Trümmermörder
Lärm des Generators.
Sie warten, bis der Fotograf die ersten Bilder des Opfers gemacht hat. Dann bewegt Czrisini behutsam den Körper des Unbekannten.
Er zieht die Augenlider auseinander. »Blaue Augen.« Mit beiden Händen drückt er den Unterkiefer des Toten nach unten. »Keine Zähne«, verkündet er. »Das Opfer trug vermutlich eine Prothese.«
Er untersucht den Mann, arbeitet sich langsam und systematisch vom Kopf an hinunter. »Pfenniggroße Warze an der linken Hüfte.« Dann deutet er auf den Unterleib. »Hodenbruch, Hodensack stark erweitert. Wenn man das hat, dann trägt man ein Suspensorium. Trotzdem wäre man beim Gehen behindert.«
Stave deutet stumm auf den Rand des Bombenkraters. Dort liegt ein schwarzbraun polierter Spazierstock aus Bambus.
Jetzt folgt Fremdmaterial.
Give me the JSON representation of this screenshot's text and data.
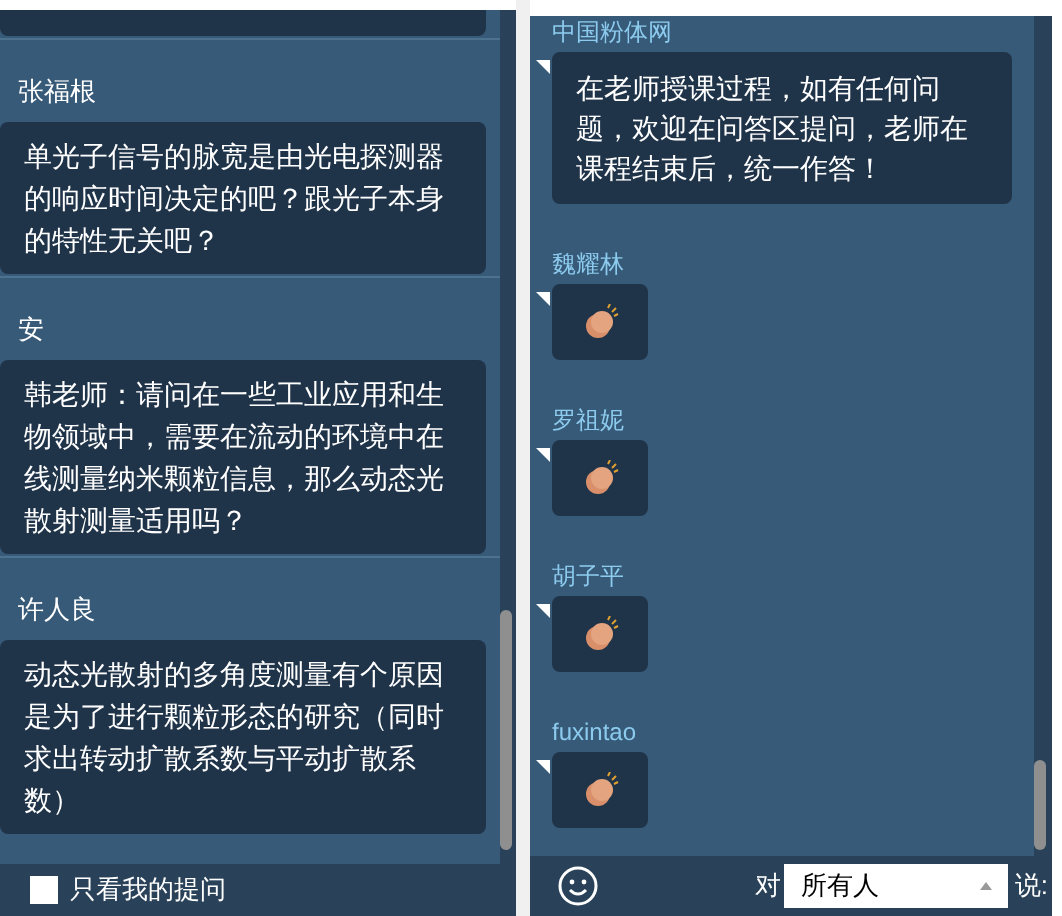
{
  "questions": [
    {
      "name": "张福根",
      "text": "单光子信号的脉宽是由光电探测器的响应时间决定的吧？跟光子本身的特性无关吧？"
    },
    {
      "name": "安",
      "text": "韩老师：请问在一些工业应用和生物领域中，需要在流动的环境中在线测量纳米颗粒信息，那么动态光散射测量适用吗？"
    },
    {
      "name": "许人良",
      "text": "动态光散射的多角度测量有个原因是为了进行颗粒形态的研究（同时求出转动扩散系数与平动扩散系数）"
    }
  ],
  "only_mine": {
    "label": "只看我的提问",
    "checked": false
  },
  "chat": [
    {
      "name": "中国粉体网",
      "kind": "text",
      "text": "在老师授课过程，如有任何问题，欢迎在问答区提问，老师在课程结束后，统一作答！"
    },
    {
      "name": "魏耀林",
      "kind": "clap"
    },
    {
      "name": "罗祖妮",
      "kind": "clap"
    },
    {
      "name": "胡子平",
      "kind": "clap"
    },
    {
      "name": "fuxintao",
      "kind": "clap"
    }
  ],
  "composer": {
    "to_label": "对",
    "recipient": "所有人",
    "say_label": "说:"
  }
}
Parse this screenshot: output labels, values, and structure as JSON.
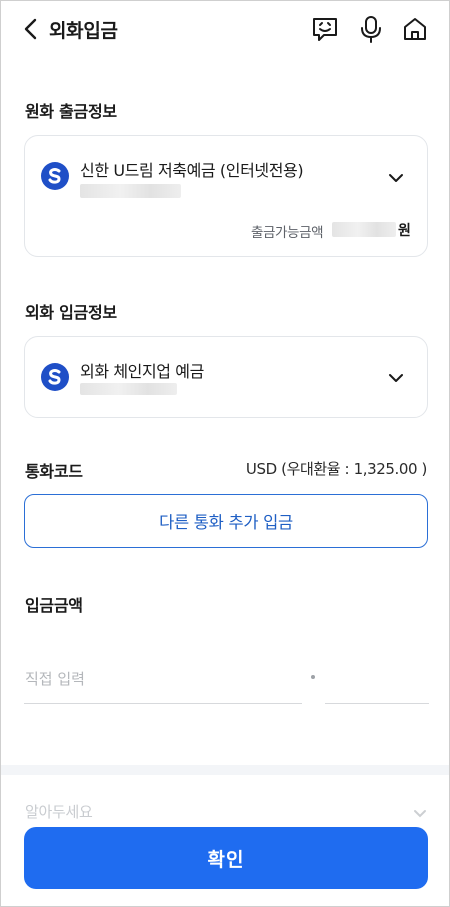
{
  "header": {
    "title": "외화입금",
    "icons": [
      "back-icon",
      "chatbot-icon",
      "mic-icon",
      "home-icon"
    ]
  },
  "krw_section": {
    "title": "원화 출금정보",
    "account_name": "신한 U드림 저축예금 (인터넷전용)",
    "available_label": "출금가능금액",
    "available_unit": "원"
  },
  "fx_section": {
    "title": "외화 입금정보",
    "account_name": "외화 체인지업 예금"
  },
  "currency": {
    "label": "통화코드",
    "value": "USD (우대환율 : 1,325.00 )",
    "add_button": "다른 통화 추가 입금"
  },
  "amount": {
    "title": "입금금액",
    "placeholder": "직접 입력"
  },
  "hidden_row_label": "알아두세요",
  "confirm_button": "확인",
  "colors": {
    "primary": "#1f6cf0",
    "outline": "#2b6fd6",
    "bank_logo": "#1f4fc7"
  }
}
Der Griff ist geschnitzt, eine zarte Schneedecke bedeckt die Gehhilfe – ungefähr so dünn wie die, die auch den Körper des Toten einhüllt.
»Das könnte der Stock des Toten sein«, murmelt er.
Im flackernden Licht blitzt neben dem Körper noch ein Metallknopf auf. Als sie den Toten endlich auf eine Bahre legen lassen, entdecken sie unter seinem Leib einen abgerissenen Lederriemen, vielleicht von einem Wanderrucksack.
Und dann sieht Stave etwas Kleines, Glänzendes im Schutt, dort, wo eben noch die Schultern des Toten lagen. Er bückt sich und hebt es auf: ein Medaillon aus Silber, rund, groß wie ein Groschen, an einer dünnen, zerrissenen Kette aus demselben Metall.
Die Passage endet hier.